Wendy S. King (BA Asian Studies, 1973) is teaching ESL at three middle schools and one high school in Rocky Mount, North Carolina. After her senior year in Kyoto with Professor Judith Hurley, Wendy returned to Japan and lived in Nagano for one year. She studied Soto Zen at Antei-ji in Kyoto, under Uchiyama Roshii, and under Kobori Roshii of Daitoku-ji. She also lived and studied in India for seven years, studying in Kathmandu, Nepal, in the autumn, Bodh Gaya in the early winter, and then Dharamsala during spring and summer. She moved to Sri Lanka to study Pali in Kandy, but ran into the civil war and returned home to get an MS Ed. in TESOL from Florida International University in Miami.

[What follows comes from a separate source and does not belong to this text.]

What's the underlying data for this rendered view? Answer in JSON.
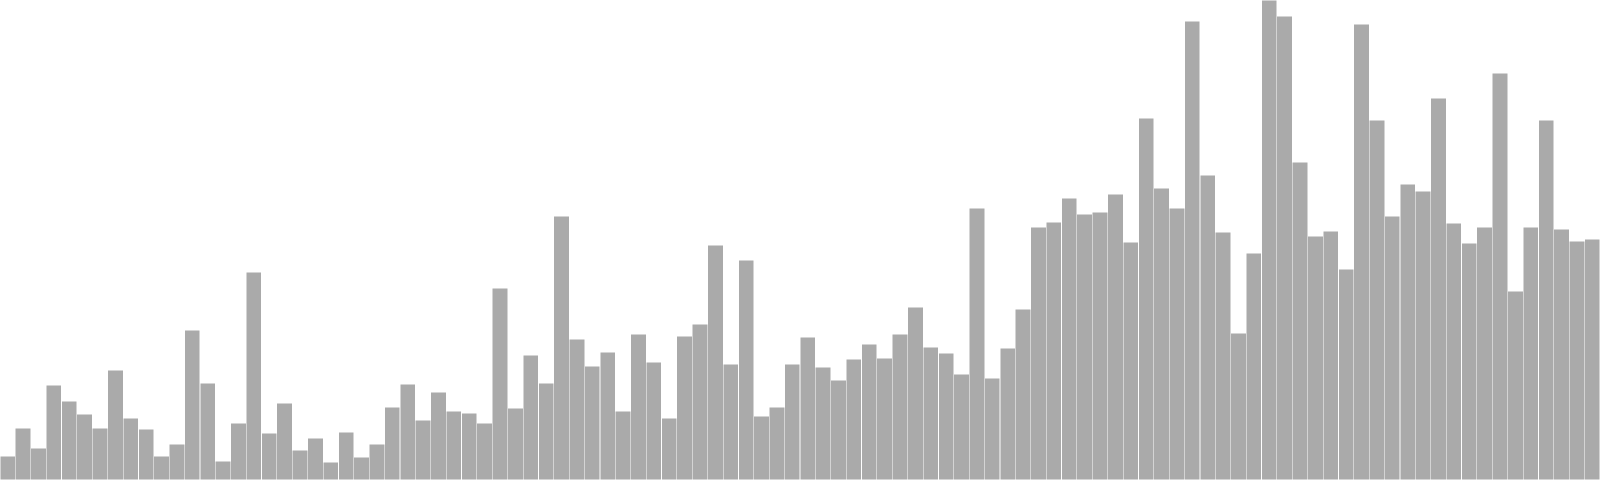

Wendy reports, “My years in Asia were extremely important to me professionally and personally, as I am sure you can imagine. I was able to study with all the greatest lamas to have escaped Tibet, most of whom have now passed on. My academic training in Boulder was excellent and helped me very much in my Tibetan studies in India. Thanks to the Asian Studies Department! I can never repay my debt of gratitude to Professor Judith Hurley for getting me accepted at Antei-ji as their first western female student. She also opened the world of Japan and Asia to me. I must thank her also for modeling for me the kind of toughness of attitude needed to survive serious Buddhist practice, without ever saying a word about it. I also have to thank Gary Snyder: I followed your footsteps, Gary. Thank you for setting them deep in the rock. We will find them for generations. Gassho!”